While I strongly disagree with UBC’s proposed international tuition increases — the proposal is inadequately justified and creates even greater financial barriers to receiving a post-secondary education — I am also deeply disappointed by our student government's response.
All illusions aside, the AMS holds no direct power over UBC’s decision making processes, including the setting of tuition rates. UBC has made its intent clear even if its facts aren’t. If we use last year as an example, student action has an insignificant impact on UBC's ultimate plans. Behind all the grandstanding from Council about the increases, the AMS knows this fact.
AMS Council has based their course of action on a presentation given by the UBC Social Justice Centre (SJC) a few weeks ago — a group that doesn't tend to lend themselves to credible positions that the AMS can take to shift university policy. The SJC put forward several motions, including the motion to boycott UBC Food Services and a request for $20,000 from AMS Council — both of which passed with little time for review, discussion or amendment.
In a later article in The Ubyssey, AMS President Aaron Bailey stated that the “AMS (has) a directive … from our board of directors … to pursue this boycott because general students from the Social Justice Centre brought this motion forward” and “because of that, we have to enact the boycott campaign.”

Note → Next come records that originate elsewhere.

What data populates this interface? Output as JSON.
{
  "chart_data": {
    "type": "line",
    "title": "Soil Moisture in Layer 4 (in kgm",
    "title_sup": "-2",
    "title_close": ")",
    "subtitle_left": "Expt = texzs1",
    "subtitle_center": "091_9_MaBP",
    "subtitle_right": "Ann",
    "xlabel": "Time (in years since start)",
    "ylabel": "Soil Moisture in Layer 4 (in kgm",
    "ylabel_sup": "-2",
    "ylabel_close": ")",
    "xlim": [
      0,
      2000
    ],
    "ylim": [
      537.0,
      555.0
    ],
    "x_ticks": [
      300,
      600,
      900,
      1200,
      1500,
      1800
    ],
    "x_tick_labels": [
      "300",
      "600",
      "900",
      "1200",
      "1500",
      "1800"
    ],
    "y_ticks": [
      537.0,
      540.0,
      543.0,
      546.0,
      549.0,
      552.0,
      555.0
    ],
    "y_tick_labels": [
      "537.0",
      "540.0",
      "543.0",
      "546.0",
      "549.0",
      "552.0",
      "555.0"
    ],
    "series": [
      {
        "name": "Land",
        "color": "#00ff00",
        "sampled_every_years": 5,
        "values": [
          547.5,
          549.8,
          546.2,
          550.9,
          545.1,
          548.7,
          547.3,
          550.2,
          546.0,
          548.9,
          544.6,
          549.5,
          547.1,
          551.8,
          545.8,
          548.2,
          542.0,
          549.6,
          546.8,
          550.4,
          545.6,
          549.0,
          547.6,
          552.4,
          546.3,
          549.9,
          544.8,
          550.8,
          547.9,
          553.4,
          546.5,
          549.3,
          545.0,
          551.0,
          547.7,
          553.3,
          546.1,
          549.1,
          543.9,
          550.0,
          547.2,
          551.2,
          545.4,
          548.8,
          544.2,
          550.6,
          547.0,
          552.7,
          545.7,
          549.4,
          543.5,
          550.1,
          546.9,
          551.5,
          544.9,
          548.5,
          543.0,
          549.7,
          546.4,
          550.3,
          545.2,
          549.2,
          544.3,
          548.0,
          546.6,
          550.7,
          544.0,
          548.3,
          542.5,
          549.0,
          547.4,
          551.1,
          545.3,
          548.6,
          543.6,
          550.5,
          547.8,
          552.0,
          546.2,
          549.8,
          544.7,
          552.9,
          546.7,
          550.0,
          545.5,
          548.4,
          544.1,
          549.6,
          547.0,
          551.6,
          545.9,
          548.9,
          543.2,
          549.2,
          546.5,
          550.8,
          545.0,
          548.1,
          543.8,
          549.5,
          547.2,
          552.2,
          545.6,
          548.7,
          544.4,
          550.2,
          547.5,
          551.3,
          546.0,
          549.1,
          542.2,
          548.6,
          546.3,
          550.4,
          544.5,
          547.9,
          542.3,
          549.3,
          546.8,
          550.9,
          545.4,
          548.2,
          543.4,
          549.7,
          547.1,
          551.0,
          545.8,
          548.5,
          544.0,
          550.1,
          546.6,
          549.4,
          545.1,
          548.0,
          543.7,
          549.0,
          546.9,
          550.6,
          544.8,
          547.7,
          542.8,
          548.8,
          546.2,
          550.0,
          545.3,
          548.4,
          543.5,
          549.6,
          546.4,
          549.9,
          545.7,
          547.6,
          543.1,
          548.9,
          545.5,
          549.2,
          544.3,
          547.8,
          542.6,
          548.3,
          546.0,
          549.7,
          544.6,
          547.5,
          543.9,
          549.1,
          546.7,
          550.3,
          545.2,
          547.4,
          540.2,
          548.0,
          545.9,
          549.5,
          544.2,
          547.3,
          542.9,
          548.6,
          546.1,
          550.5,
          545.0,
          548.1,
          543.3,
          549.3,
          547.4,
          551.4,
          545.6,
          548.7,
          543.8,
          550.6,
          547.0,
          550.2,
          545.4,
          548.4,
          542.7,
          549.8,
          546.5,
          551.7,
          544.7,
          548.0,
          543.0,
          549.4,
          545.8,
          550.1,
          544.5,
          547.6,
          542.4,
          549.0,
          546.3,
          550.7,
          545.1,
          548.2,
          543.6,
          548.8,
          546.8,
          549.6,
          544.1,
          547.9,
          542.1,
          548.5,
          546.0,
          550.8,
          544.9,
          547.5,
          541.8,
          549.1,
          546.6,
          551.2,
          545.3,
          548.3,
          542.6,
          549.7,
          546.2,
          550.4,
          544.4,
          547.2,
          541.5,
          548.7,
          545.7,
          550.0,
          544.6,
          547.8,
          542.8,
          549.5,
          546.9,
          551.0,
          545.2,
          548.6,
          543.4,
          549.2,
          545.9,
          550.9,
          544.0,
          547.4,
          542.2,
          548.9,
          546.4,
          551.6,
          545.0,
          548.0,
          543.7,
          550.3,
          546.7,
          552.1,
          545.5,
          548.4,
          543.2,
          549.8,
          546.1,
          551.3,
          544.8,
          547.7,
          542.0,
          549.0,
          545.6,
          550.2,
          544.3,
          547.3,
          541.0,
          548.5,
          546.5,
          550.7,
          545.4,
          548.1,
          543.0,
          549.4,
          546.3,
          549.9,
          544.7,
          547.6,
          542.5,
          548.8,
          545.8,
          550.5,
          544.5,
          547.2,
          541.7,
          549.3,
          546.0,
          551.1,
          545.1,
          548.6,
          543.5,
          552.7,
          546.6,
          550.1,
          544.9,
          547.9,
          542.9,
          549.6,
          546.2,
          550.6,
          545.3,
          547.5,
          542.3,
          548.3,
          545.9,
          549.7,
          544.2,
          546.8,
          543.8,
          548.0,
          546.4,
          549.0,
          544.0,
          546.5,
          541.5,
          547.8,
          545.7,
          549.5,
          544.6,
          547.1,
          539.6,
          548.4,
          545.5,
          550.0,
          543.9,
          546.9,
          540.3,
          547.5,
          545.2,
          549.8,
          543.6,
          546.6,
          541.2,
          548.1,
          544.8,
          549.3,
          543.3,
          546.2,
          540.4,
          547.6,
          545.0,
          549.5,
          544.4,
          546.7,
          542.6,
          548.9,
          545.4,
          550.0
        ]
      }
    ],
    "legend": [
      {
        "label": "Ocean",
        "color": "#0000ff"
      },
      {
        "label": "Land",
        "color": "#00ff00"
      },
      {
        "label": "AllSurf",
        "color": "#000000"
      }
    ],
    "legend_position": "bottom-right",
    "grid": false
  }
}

While a solid attempt at redirecting responsibility, this statement and the passage of these motions both have a significant and unnecessary financial impact on the AMS. They've used our student fees without consultation or discussion with campus partners like CUPE 116, whose members will be the first impacted by any boycott. This is made even more problematic by the fact that the AMS is currently sitting on a fund of more than $40,000 collected from student fees dedicated specifically to the Resource Groups for exactly this type of situation.
It doesn’t take a rocket scientist to know that students would be opposed to tuition increases in the first place. The AMS and the GSS — who knew about these increases since April — had months to prepare a tangible and credible campaign of opposition, rather than a PR move that is being pieced together less than three weeks away from the next Board of Governors meeting.
The “Afford UBC” campaign, pizza giveaway and boycott of UBC Food Services has little to do with actually looking to shift decision-making at the Board of Governors level and is much more about making student groups feel heard and consulted. Unfortunately, the real intention behind their actions is to divert student ire away from the AMS for otherwise lacklustre and insignificant pandering. Afterwards, they want to be able to say that they gave it the old college try should these increases pass. I find that to be sketchy at best — disingenuous at worst.
AMS, don’t waste our student fees any longer on a campaign that is too little, too late.
Mike Cameron is a third-year Biochemistry major.